Saïf al Islam Kadhafi, détenu aux mains des milices à Zintan, et sept autres accusés détenus à Misratah, ont été jugés par visioconférence. Parfois, la mauvaise qualité de la liaison satellite ne leur permettait pas de suivre correctement la procédure. Saïf al Islam Kadhafi a dans les faits été jugé par contumace, puisqu’il n’est plus apparu dans les communications vidéos après le début du conflit dans l’ouest de la Libye en 2014, qui s’est terminé par l’évacuation de Tripoli des brigades de Zintan.
Amnesty International croit savoir que de nombreux accusés ont été interrogés en l’absence d’un avocat, malgré des demandes répétées et les garanties prévues par le droit libyen. Les allégations de torture et de mauvais traitements formulées par la défense n’ont semble-t-il pas fait l’objet d’une enquête approfondie. Certains accusés se sont vus désigner des avocats commis d’office alors que le procès avait déjà débuté, compromettant leur droit à une défense efficace.
De nombreux avocats n’ont pas pu rendre visite à leurs clients en privé dans la prison d’al Hadba, prison de haute sécurité où s’est déroulé le procès. Certains ont abandonné l’affaire, affirmant avoir été menacés, intimidés et harcelés.
Le dossier de l’accusation reposait principalement sur les preuves obtenues auprès de 240 témoins, mais aucun d’entre eux n’a été appelé à la barre ni soumis à un contre-interrogatoire. En revanche, les avocats de la défense ont été autorisés à ne citer que deux témoins par accusé et ont fait part de leurs difficultés à faire comparaître des témoins en raison de la situation de sécurité.
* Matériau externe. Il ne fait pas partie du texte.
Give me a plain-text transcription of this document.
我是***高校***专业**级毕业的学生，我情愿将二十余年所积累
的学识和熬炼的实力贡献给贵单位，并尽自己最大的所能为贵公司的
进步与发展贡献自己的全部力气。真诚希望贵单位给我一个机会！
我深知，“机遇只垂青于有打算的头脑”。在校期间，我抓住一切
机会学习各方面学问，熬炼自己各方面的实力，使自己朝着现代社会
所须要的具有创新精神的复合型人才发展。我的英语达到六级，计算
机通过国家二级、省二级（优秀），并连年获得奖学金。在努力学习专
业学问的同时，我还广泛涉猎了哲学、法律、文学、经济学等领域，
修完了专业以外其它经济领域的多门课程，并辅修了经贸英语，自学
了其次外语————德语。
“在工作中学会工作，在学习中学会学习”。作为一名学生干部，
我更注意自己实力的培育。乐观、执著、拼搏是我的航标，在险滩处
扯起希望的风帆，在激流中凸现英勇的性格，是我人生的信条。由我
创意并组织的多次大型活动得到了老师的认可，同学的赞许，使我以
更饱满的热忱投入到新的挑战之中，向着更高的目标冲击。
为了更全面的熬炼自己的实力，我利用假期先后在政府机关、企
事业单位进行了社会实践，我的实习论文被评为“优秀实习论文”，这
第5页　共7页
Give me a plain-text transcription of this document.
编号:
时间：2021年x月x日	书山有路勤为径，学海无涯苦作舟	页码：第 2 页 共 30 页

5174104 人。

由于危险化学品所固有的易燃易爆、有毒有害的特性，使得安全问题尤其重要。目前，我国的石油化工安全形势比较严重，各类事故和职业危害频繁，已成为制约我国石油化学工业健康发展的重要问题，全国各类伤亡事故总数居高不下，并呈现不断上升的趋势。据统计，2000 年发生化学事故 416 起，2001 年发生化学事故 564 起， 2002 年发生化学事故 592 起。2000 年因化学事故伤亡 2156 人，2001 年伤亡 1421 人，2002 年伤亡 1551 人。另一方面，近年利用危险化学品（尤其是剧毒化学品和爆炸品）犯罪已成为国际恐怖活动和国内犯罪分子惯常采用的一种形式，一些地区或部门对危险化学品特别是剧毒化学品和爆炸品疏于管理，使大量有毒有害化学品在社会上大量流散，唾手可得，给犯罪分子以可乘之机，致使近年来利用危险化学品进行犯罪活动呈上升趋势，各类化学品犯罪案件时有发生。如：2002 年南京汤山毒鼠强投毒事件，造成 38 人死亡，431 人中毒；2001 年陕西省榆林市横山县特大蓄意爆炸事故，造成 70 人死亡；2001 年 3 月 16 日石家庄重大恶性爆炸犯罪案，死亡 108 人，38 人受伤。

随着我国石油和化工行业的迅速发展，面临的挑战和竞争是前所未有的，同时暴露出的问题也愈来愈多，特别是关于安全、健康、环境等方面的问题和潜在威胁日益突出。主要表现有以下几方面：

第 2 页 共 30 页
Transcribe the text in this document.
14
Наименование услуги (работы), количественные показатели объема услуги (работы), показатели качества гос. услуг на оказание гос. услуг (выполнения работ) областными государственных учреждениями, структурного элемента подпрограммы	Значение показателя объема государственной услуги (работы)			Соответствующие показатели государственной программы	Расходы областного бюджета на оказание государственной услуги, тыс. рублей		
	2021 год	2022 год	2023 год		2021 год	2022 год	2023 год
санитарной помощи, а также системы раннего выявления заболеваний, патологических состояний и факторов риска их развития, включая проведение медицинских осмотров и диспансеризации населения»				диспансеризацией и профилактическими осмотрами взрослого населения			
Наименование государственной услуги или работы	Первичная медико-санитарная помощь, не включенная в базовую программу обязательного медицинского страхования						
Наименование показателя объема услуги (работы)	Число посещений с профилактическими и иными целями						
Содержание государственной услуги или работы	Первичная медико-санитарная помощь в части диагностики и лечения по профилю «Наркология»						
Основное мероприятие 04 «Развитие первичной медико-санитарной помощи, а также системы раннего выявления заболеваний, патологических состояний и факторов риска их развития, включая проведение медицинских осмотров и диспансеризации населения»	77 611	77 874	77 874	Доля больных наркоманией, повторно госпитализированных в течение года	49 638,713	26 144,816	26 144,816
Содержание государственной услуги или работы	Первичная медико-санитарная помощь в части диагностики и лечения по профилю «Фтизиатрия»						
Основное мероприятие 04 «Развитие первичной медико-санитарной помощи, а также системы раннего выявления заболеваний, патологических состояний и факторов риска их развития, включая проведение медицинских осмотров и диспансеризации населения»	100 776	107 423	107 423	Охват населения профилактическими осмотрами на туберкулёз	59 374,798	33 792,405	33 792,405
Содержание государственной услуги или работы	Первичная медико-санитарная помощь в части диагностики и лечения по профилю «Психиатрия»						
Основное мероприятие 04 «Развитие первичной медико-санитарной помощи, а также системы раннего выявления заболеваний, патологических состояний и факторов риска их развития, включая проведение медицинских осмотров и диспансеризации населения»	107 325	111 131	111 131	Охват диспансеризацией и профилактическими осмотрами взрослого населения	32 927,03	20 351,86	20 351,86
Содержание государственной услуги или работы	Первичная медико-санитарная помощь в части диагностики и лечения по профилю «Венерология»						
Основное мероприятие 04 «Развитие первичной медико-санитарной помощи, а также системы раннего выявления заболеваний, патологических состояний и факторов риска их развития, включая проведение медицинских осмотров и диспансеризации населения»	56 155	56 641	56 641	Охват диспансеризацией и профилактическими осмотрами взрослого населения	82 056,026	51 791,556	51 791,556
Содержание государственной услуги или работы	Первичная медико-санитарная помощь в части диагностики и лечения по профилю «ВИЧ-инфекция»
Le procès s’est déroulé sur fond d’une recrudescence des conflits, qui ont entraîné la chute de l’autorité centrale et une séparation des institutions de l’État mi-2014. Depuis, toutes les parties au conflit ont commis de graves violations des droits humains et du droit international humanitaire, qui constituent parfois des crimes de guerre. Les violences ont fortement compromis la capacité de la communauté internationale à suivre le procès et ont affaibli le système de justice pénale. Le ministère de la Justice du gouvernent reconnu par la communauté internationale, établi dans l’est du pays, a déclaré qu’il ne reconnaîtrait pas le verdict rendu par le tribunal.